Many people say that adopting a cat from a shelter is extremely spiritually rewarding – knowing that they are saving a life (some shelters euthanize animals for population control) and giving the cat a new home.


  • Find a cat whose personality meshes with yours. Just as we each have our own personality, so do cats. Spend time getting to know multiple cats before selecting the right one. Additionally, consider your lifestyle and needs before your visit to help focus your search.  Some shelters have adoption counselors who can offer advice to help you match the cat’s personality with your own.
  • Pick out a veterinarian ahead of time and schedule a visit within the first few days following the adoption. On your first visit, you’ll want to take any medical records you received from the adoption center.
  • Make sure everyone in the house is prepared to have a cat before your furry friend comes home. Visiting the shelter or animal control facility should be a family affair. When adopting a new cat with existing pets at home, discuss with your veterinarian how to make a proper introduction.
  • Budget for the short- and long-term costs of a cat. Understand any pet is a responsibility and there’s a cost associated with that. A cat adopted from a shelter is a bargain; many facilities will have already provided spaying or neutering, initial vaccines and a microchip for permanent identification. However, these low costs do not mean that your new kitty won’t develop medical or social needs that come with additional costs.

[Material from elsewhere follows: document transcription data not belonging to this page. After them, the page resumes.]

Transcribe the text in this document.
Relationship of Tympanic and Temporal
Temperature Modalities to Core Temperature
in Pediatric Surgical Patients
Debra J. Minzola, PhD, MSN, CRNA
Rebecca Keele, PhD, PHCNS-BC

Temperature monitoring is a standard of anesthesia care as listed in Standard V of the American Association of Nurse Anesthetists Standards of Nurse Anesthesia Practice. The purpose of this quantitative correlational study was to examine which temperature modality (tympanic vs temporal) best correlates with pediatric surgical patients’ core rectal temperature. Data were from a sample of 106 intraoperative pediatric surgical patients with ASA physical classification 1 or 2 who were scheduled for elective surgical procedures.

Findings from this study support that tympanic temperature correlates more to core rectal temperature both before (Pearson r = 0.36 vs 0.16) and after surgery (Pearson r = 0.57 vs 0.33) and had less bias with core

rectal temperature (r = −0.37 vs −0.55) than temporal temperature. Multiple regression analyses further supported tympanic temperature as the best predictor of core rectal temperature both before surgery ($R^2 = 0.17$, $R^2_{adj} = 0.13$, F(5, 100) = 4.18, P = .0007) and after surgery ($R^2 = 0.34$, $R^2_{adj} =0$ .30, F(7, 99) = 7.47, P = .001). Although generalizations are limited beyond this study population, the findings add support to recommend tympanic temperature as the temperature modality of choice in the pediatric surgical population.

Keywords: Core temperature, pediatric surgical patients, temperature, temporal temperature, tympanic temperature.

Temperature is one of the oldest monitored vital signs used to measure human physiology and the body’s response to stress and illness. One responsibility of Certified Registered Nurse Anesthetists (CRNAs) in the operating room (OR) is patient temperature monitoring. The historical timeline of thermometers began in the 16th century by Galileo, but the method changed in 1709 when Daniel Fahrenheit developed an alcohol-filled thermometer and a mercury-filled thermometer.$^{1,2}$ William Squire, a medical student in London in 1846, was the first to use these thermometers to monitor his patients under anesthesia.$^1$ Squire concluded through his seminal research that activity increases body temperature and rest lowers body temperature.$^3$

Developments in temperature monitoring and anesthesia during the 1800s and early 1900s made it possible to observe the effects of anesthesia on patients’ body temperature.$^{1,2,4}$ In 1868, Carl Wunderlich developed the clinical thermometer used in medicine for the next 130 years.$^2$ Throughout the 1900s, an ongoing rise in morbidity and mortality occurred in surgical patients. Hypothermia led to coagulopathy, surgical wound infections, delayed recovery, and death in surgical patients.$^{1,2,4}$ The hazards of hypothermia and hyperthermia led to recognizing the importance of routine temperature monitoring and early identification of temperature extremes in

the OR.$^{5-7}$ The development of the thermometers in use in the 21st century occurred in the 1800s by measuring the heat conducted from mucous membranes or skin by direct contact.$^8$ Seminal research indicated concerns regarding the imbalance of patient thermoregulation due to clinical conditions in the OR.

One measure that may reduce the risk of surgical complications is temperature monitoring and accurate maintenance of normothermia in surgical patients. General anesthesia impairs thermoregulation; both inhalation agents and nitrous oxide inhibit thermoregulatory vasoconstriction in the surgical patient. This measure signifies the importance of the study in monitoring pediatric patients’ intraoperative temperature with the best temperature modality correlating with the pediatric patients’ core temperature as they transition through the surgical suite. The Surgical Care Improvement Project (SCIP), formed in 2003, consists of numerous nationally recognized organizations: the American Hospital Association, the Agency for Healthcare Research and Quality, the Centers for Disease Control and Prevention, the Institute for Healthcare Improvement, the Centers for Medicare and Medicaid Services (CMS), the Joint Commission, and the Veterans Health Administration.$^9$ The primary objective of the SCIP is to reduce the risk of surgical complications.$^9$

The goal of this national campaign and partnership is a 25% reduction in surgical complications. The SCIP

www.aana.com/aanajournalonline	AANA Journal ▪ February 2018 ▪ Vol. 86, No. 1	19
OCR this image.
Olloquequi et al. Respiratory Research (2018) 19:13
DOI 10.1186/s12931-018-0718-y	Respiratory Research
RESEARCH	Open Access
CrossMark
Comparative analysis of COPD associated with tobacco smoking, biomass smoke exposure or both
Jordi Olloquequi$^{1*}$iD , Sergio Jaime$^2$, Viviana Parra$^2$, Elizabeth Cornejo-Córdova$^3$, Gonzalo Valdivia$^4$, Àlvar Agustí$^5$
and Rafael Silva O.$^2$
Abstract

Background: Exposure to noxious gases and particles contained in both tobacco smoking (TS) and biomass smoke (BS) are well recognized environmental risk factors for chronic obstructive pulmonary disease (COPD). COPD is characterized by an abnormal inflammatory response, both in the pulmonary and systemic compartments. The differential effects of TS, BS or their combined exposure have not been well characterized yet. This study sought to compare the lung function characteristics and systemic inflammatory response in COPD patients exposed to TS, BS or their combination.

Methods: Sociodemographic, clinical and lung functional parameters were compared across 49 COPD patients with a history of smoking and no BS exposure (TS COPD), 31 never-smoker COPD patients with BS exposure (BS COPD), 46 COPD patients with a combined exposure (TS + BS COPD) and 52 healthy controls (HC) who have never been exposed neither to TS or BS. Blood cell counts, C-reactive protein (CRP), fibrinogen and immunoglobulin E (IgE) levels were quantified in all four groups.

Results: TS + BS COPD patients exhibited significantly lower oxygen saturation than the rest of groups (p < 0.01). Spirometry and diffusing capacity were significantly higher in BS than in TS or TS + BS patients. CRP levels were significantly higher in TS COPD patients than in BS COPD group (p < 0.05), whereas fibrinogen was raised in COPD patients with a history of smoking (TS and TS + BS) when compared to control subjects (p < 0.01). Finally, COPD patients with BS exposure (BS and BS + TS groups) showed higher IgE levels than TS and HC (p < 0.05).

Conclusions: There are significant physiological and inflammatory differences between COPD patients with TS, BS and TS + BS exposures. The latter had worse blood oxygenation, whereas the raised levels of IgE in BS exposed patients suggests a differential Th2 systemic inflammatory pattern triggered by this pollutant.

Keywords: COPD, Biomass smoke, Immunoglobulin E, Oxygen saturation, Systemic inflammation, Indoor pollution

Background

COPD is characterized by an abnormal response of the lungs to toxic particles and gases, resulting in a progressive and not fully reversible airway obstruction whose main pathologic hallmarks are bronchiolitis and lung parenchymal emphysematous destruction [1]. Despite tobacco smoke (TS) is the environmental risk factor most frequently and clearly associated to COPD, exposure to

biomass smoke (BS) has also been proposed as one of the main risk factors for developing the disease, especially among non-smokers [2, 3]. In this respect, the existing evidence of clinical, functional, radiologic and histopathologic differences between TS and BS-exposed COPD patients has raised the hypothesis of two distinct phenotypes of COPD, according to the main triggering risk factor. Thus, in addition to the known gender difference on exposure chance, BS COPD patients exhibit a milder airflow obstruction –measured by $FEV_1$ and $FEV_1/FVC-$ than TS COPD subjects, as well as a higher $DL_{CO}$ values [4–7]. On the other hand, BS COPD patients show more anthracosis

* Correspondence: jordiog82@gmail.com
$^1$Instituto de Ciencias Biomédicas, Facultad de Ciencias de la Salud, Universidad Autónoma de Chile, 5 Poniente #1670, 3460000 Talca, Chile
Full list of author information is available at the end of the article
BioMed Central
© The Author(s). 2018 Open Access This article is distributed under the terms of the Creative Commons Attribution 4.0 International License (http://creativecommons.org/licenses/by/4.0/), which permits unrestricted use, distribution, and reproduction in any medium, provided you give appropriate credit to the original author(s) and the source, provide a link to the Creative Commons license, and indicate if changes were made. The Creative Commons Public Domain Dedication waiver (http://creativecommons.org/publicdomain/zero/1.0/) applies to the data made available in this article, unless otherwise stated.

  • Stock up on supplies before the cat arrives. Be prepared so your new cat can start feeling at home right away. Your cat will need a litter box, cat litter, food and water bowls, food, scratching posts, safe and stimulating toys, a cushy bed, a brush for grooming, a toothbrush and nail clippers.
  • Cat-proof your home. A new cat will quickly teach you not to leave things lying out. Food left on the kitchen counter will serve to teach your new friend to jump on counters for a possible lunch. Get rid of loose items your cat might chew on, watch to ensure the kitten isn’t chewing on electric cords, and pick up random items like paper clips, string and small toys (which cats may swallow).
  • Go slowly when introducing your cat to new friends and family. It can take several weeks for a cat to relax in a new environment. It’s a great idea to keep the new addition secluded to a single room (with a litter box, food and water, toys, and the cat carrier left out and open with bedding inside) until the cat is used to the new surroundings; this is particularly important if you have other pets. If you’ve adopted a kitten, socialization is very important. But remember – take it slow.
  • Be sure to include your new pet in your family’s emergency plan. You probably have a plan in place for getting your family to safety in case of an emergency. Adjust this plan to include your pets. Add phone numbers for your veterinarian and the closest 24-hour animal hospital to your “in case of emergency” call list.
  • If you’re considering giving a cat as a gift, make sure the recipient is an active participant in the adoption process. Though well-meaning, the surprise kitty gift doesn’t allow for a “get to know one another” period. Remember, adopting a cat isn’t like purchasing a household appliance or a piece of jewelry – this is a living, breathing, emotional being.

If it’s not possible for you to adopt a cat at this time, there are other ways to get involved during this busy time of year. Consider volunteering at your local shelter, becoming a foster for an adult cat or kitten, making a financial contribution, or donating vital supplies like food, litter, bowls and toys.